When they've cancelled you out on one day it seems silly that you've got to be put back that amount of time."

"We were just really angry. The whole situation, I just thought it was a shambles."

She said her husband had a stent put in last year and his doctor was not happy with the sound of his heart and had referred him back to see a specialist at Waikato Hospital.

Rotorua MP Todd McClay.

Rotorua MP Todd McClay. Photo: Supplied/LDR-Rotorua Daily Post/Andrew Warner

Rotorua MP Todd McClay said he was disappointed by the situation.

"The Government has known since the lockdown last year that Covid could get back in.

"I would have expected that everything needed to make sure people were safe and could get their vaccinations done would have been done including basic PPE training."

He called on the Government to "make sure that the people vaccinating in Rotorua are doing so safely and that everyone in Rotorua who wants a vaccination can get one quickly".

"It is the only way to make sure New Zealanders are safe."

He believed the prioritised two-week wait time for the couple's vaccination was not acceptable as one of them was "high risk".

"The messaging yesterday from the Prime Minister was that nobody would be turned away and that you didn't need an appointment, you could just show up."

He said there was "growing confusion" around vaccination availability and the Government needed to clarify it.

"Kiwis need to know they can all get their vaccinations and quickly, particularly those with health concerns and the elderly.

He said it would be too easy to shift the blame onto the district health board (DHB).

"The Government are in charge of this, they are the ones that are setting the rules. They are the ones that need to make sure it's working properly. They can't delegate responsibility to others.

"It's them that I expect to make sure the that vaccination is working everywhere in the country when they say it is."

MP Tamati Coffey.

MP Tāmati Coffey. Photo: Supplied/ LDR- Bay of Plenty Times /George Novak

Labour list MP Tāmati Coffey, who is based in Rotorua, said he sympathised with the couple and noted "the anxiety that they no doubt had".

"Our Covid-19 centres are at the frontline of this crisis and our workers in those places need as much support as they can get.

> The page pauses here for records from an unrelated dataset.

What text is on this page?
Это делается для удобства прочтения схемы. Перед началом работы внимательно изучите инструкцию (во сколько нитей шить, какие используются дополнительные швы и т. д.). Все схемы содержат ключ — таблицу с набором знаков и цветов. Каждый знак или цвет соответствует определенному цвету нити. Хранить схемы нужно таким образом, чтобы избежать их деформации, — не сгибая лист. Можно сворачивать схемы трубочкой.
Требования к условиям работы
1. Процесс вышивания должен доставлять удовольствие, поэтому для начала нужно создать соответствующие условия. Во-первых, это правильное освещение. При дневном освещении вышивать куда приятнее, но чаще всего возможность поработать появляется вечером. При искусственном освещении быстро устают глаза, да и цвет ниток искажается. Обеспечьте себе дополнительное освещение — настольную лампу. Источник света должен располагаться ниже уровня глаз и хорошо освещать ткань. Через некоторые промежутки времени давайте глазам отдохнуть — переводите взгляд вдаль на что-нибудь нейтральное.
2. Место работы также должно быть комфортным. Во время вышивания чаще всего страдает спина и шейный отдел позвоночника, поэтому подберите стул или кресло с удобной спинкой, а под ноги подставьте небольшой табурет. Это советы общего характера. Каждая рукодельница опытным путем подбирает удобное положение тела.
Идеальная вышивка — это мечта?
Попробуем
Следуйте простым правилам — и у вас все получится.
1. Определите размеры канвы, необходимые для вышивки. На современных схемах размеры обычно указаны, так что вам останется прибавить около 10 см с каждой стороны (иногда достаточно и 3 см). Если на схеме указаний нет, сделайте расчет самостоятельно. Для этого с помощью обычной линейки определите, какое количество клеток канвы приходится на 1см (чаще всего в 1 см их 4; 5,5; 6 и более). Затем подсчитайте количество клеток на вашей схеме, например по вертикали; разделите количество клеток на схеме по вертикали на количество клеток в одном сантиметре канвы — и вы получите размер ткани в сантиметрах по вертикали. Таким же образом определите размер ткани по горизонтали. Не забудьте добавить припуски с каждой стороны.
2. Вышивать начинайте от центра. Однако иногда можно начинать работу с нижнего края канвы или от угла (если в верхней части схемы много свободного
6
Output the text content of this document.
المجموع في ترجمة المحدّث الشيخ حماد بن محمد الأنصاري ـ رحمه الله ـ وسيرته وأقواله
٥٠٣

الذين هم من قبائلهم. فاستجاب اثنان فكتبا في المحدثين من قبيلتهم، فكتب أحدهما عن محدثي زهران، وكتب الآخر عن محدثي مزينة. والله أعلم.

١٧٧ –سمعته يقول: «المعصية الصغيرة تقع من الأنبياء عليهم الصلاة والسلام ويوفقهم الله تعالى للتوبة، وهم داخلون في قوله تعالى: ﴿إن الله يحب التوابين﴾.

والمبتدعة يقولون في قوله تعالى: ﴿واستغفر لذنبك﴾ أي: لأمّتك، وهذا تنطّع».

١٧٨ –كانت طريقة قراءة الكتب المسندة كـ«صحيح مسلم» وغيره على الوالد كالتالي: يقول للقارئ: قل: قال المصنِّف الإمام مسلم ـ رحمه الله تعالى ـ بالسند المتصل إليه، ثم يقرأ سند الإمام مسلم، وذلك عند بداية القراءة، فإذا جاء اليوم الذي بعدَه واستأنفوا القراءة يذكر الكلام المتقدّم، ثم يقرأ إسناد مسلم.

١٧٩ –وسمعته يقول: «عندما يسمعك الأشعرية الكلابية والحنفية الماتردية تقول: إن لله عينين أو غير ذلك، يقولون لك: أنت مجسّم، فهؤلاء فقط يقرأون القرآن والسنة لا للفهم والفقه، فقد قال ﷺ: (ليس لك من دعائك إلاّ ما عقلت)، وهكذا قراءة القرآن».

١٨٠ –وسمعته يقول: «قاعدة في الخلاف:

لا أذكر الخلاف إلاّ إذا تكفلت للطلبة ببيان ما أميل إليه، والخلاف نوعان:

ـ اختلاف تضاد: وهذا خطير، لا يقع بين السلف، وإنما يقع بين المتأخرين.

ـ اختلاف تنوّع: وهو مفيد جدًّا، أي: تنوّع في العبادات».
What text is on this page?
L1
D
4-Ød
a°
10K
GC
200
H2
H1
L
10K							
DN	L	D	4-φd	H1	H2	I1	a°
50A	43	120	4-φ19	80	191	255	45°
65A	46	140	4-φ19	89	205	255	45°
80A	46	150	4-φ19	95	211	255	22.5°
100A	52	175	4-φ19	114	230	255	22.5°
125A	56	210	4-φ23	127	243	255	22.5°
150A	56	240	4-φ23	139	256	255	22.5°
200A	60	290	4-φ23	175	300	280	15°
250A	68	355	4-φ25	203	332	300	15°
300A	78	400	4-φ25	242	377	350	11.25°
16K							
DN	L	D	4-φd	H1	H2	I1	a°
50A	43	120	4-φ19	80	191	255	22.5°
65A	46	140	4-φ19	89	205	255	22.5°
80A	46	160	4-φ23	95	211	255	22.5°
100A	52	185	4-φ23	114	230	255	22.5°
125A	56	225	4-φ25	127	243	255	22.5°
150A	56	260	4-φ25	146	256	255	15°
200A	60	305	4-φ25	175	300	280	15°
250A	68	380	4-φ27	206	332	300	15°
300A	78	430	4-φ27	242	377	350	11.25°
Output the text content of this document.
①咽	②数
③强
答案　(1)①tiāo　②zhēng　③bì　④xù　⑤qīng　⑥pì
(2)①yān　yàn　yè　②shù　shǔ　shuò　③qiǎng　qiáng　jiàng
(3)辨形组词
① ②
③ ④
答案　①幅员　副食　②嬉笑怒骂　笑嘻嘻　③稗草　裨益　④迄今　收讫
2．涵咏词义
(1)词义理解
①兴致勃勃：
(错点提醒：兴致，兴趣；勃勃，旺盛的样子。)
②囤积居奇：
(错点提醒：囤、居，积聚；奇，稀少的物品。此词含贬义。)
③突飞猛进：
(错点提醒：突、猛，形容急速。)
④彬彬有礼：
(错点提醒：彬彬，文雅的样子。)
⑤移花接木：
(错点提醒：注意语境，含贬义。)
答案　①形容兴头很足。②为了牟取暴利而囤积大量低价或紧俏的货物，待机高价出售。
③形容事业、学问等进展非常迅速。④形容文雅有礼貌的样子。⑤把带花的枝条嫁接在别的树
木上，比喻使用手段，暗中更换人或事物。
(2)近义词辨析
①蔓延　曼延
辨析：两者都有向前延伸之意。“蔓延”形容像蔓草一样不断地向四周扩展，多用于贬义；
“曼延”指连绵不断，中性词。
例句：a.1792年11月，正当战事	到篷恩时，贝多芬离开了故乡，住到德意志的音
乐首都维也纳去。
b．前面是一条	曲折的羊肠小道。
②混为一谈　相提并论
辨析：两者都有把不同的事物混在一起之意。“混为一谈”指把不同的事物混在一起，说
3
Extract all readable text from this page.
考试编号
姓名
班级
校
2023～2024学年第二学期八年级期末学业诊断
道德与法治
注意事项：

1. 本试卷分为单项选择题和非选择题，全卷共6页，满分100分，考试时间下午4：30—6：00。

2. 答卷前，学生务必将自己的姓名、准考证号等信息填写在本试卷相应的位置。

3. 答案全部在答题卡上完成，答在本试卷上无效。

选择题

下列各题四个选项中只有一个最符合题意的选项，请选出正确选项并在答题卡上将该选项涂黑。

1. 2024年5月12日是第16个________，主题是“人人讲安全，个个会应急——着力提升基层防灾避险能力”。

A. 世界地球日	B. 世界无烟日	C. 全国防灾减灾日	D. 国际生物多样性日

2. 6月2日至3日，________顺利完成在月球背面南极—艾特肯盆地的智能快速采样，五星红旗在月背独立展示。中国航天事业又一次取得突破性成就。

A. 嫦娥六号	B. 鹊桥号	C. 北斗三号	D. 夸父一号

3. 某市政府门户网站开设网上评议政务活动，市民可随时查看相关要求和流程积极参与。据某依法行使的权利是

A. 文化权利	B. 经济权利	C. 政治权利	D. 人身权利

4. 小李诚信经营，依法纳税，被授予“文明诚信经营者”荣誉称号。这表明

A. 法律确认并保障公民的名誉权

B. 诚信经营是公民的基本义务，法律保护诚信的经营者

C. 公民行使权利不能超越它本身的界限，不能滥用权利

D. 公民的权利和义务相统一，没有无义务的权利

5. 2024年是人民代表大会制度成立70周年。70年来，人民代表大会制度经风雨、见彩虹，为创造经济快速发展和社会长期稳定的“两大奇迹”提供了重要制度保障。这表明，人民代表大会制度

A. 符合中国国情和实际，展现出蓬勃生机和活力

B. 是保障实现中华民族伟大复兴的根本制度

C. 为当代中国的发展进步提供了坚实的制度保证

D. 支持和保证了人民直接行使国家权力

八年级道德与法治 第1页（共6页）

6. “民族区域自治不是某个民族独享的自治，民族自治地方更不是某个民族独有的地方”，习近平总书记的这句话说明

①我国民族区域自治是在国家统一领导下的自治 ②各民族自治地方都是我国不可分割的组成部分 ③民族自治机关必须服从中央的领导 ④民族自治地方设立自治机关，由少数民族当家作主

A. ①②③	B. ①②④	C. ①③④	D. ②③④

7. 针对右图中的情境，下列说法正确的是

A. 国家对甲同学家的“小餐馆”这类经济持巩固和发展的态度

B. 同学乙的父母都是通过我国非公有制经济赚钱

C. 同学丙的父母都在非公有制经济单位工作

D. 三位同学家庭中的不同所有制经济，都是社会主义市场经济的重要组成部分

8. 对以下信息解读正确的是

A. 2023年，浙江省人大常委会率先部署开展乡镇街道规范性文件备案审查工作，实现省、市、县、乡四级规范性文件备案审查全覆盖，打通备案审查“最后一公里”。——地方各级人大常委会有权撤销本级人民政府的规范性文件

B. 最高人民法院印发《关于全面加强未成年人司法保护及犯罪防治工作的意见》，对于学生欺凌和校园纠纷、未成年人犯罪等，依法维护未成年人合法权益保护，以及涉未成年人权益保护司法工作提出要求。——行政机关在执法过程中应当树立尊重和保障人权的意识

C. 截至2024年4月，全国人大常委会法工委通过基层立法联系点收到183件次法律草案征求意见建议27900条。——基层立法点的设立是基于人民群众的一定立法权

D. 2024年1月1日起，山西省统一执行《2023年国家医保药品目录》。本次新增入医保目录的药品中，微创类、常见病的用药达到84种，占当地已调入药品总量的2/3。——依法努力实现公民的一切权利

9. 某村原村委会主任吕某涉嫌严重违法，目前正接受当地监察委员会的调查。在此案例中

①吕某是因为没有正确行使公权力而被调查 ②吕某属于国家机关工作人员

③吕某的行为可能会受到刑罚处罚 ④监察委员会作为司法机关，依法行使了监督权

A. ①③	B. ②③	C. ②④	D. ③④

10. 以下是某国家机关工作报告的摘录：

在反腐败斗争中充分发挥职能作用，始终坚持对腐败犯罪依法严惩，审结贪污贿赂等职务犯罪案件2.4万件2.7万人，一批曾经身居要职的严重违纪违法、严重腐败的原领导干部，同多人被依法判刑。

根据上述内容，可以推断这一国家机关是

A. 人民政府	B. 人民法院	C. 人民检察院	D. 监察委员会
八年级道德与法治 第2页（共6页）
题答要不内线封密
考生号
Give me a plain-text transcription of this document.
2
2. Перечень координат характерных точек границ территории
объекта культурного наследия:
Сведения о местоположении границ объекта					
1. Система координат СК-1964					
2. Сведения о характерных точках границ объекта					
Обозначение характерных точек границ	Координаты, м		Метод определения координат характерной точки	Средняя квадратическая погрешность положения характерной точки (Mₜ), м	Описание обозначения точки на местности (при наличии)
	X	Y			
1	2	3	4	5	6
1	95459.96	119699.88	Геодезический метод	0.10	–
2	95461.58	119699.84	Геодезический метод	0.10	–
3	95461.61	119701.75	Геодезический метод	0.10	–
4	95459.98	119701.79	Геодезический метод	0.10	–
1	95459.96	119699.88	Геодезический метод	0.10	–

"There seems to have been a series of unfortunate events, not helped by a national crisis which threw us into level 4 lockdown.

"Tensions are going to be high at this time and I'd encourage everyone to take a breath and trust in the system. Our frontline workers are doing their best and they won't always get it right, but we're all in this together."

Lakes DHB Chief Operating officer Alan Wilson said the Ministry of Health instructed vaccination centres could open on Thursday if they could safely deliver vaccinations under level 4.

"We couldn't do that at either of our centres for a number of reasons."

He said Lakes DHB vaccination centres had been operating under level 1 guidelines until now and many of its workforce had never worked in a health setting before, and therefore had never been trained in using advanced PPE.

"There is a strict procedure around that. These staff play a critical role, and include people at the front of the centre - such as security - and admin staff. We also went through health screening training as security and admin staff are the first people our consumers see."

Physical barriers also had to be erected which were not previously required, and workstations, front desks and vaccination areas needed to maintain a two-metre distancing rule, he said.

"To have made these changes earlier would only have made the hubs less productive when it was not required.

"Staff who are defined as vulnerable due to their age or other health conditions need to be re-deployed to work at this new level."

He said the vaccination centres in Rotorua and Taupō were closed on Thursday, but both re-opened on Friday.

The Ministry of Health and the Covid-19 Response Minister Chris Hipkins were approached for comment.

Group 3 includes those who are over 65, are eligible for a free flu vaccine, are pregnant, are disabled or caring for someone with a disability, are obese, have high blood pressure requiring two or medications, are an adult in prison, or are diagnosed with a severe mental illness.